O proprietário do Strait Ranches, Yancey Strait, destacou a importância da aproximação com produtores brasileiros e afirmou que o programa de seleção busca equilibrar características maternas, funcionalidade estrutural e atributos de carcaça.
“Somos muito gratos pela visita dos produtores brasileiros. Acreditamos que a Santa Gertrudis oferece um produto equilibrado, capaz de melhorar características maternas e também atributos de carcaça. Queremos ampliar essa conexão com os produtores do Brasil”, afirmou.

Entre os participantes, a visita também serviu para revisar impressões construídas a partir de experiências anteriores. O presidente do Sindicato Rural de Colíder, Jonatas, relatou que já havia testado cruzamentos envolvendo Santa Gertrudis no Brasil, mas enfrentou problemas ligados à formação de casco. Segundo ele, o contato direto com técnicos e selecionadores no Texas mostrou que parte dessas limitações foi superada pelo avanço do melhoramento genético.
“A gente passa por uma dificuldade no Brasil e acaba criando um preconceito em relação à raça. Aqui, vindo à fonte e conversando com quem desenvolve a genética, vimos que muitas falhas do passado já foram corrigidas. Hoje existe uma genética muito superior ao que a gente imaginava”, afirmou.
Jonatas Galadinovic avalia que a raça pode voltar a ser analisada como alternativa em programas de cruzamento industrial e tricross, especialmente sobre fêmeas F1.

“A visita abriu novamente a possibilidade de usar a Santa Gertrudis como opção. A gente volta para o Brasil com mais informação e mais segurança para avaliar essa viabilidade”, disse.
A passagem pelo Strait Ranches integra a agenda técnica da Missão EUA 2026, que reúne mais de 80 participantes em uma imersão por centros de pesquisa, universidades, propriedades rurais, operações pecuárias e empresas de genética nos estados do Texas e Nebraska. O objetivo é identificar tecnologias, modelos de gestão e soluções que possam contribuir para a evolução da pecuária mato-grossense.
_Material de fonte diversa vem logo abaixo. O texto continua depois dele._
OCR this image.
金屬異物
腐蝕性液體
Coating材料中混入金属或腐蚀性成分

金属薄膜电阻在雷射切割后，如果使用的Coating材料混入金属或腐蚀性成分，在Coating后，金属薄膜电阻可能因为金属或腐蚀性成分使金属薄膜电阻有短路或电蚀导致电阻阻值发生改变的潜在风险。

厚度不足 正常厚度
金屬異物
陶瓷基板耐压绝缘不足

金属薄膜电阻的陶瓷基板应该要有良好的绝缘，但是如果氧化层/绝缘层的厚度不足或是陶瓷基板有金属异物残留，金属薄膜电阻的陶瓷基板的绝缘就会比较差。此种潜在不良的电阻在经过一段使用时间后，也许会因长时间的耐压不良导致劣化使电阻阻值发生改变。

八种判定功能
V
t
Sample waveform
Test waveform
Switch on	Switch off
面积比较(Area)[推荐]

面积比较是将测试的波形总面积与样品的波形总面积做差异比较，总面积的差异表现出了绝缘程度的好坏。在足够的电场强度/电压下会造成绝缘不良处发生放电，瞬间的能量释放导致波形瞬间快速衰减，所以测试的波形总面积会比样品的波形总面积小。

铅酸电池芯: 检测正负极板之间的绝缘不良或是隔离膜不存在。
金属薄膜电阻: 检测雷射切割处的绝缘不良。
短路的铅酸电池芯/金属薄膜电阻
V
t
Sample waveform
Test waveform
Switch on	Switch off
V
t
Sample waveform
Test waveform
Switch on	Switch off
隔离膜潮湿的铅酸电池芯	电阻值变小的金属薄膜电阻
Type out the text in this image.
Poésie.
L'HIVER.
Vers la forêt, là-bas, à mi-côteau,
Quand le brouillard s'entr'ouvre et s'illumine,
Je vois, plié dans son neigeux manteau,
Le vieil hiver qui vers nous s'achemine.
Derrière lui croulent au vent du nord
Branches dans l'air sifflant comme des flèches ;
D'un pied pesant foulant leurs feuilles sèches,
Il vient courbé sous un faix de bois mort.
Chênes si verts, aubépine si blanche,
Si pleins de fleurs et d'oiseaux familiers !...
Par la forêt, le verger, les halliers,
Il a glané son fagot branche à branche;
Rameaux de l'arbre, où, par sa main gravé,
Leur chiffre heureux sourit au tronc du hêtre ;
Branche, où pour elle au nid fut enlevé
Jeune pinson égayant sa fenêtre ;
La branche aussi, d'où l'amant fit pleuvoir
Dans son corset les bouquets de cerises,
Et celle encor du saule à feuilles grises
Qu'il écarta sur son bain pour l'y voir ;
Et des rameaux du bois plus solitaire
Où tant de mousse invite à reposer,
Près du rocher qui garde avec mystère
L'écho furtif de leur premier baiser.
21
Além da genética bovina, a missão contempla temas como pecuária de corte, biotecnologia da reprodução, gestão produtiva, agricultura irrigável, uso eficiente da água, sustentabilidade e inovação no campo. A expectativa é que os conhecimentos adquiridos sejam compartilhados posteriormente com sindicatos rurais, produtores e lideranças regionais em Mato Grosso, ampliando o alcance técnico e institucional da iniciativa.